Why you should be skeptical of this team – Inexperience. That would be the glaring one. Sophomores Willie Cauley-Stien and Alex Poythress will be the only returning Wildcats to see extended minutes throughout the season. As much as natives love to see the local boys play, I don’t see Jarrod Polson (the Nicholasville, KY native) seeing much of the floor this year. Free throws. The elephant on the court will be the free throw shooting of the Wildcats. With a new emphasis on defending without the use of hands this season in college basketball paired with Kentucky’s aggressive “dribble-drive” offense, they will be attempting a more than a few free throws per game. Early on, this has not proven to be an area of strength for this young team. Point guard play. Inconsistent play from your point guard can be a game breaker (meaning a game loser). Thus far in the season this has been hit and miss with turnovers outnumbering assists in some games. That can’t happen. Despite my blue-tinted vision, I see these as the most pressing issues the Cats need to address in order to become the team we all hope they will.

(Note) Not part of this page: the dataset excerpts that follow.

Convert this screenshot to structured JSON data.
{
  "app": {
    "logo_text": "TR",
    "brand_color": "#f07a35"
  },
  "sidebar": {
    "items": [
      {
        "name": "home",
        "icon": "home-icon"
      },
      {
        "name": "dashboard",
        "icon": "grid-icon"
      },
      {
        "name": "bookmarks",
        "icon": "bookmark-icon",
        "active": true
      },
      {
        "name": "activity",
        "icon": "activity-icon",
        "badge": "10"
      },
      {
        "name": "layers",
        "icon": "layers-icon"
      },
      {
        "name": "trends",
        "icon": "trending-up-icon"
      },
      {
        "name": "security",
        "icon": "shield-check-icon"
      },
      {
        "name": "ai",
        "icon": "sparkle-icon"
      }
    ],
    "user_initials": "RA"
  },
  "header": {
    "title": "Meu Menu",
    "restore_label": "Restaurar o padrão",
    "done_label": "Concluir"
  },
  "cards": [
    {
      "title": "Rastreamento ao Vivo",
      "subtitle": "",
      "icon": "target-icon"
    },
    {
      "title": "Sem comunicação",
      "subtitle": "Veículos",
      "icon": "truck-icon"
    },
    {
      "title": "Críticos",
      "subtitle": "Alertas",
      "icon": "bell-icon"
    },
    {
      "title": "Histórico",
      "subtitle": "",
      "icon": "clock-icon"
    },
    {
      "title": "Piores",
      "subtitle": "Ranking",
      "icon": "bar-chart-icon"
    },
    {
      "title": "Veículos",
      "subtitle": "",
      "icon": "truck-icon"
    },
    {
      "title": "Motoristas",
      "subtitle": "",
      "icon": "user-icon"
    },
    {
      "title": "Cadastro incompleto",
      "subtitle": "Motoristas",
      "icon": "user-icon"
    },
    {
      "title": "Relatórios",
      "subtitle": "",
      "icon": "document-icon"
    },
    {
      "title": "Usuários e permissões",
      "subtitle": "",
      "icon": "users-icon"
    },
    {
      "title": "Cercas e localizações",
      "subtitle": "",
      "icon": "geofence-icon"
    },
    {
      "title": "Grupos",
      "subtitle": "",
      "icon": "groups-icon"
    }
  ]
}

So before you liken UK basketball fans to Ohio State football fans – a comparison which I will vehemently fight to my grave. Have a basketball conversation with the fans. Most can tell you where Sam Malone and EJ Floreal went to high school even though they may never see the floor in a meaningful game. Many of them can tell you about the next two incoming recruiting classes and players to watch for beyond that. Some of them could tell you the seat number they sat in at their first game. But what makes them more than just fans is that they have a respect for the game, like when all of Rupp Arena gave Cleveland State a standing ovation as they left the floor last week after a hard fought seven-point loss. Not because we won and they lost, but because our fans appreciate when a team has left it all out there. It is those gestures that allow me to dismiss the crazy, rabid fans who spout off without knowing what they are talking about (the ones you always see interviewed on the news or ESPN). Anyone who has been around Lexington on a game day can vouch that there are eight year-old fans that can tell you why it is silly to play a 2-3 zone against a good shooting team or eighty year-old women who can break down, with much more precision than I just did, exactly why rebounding and defense are going to take the Cats all the way this year.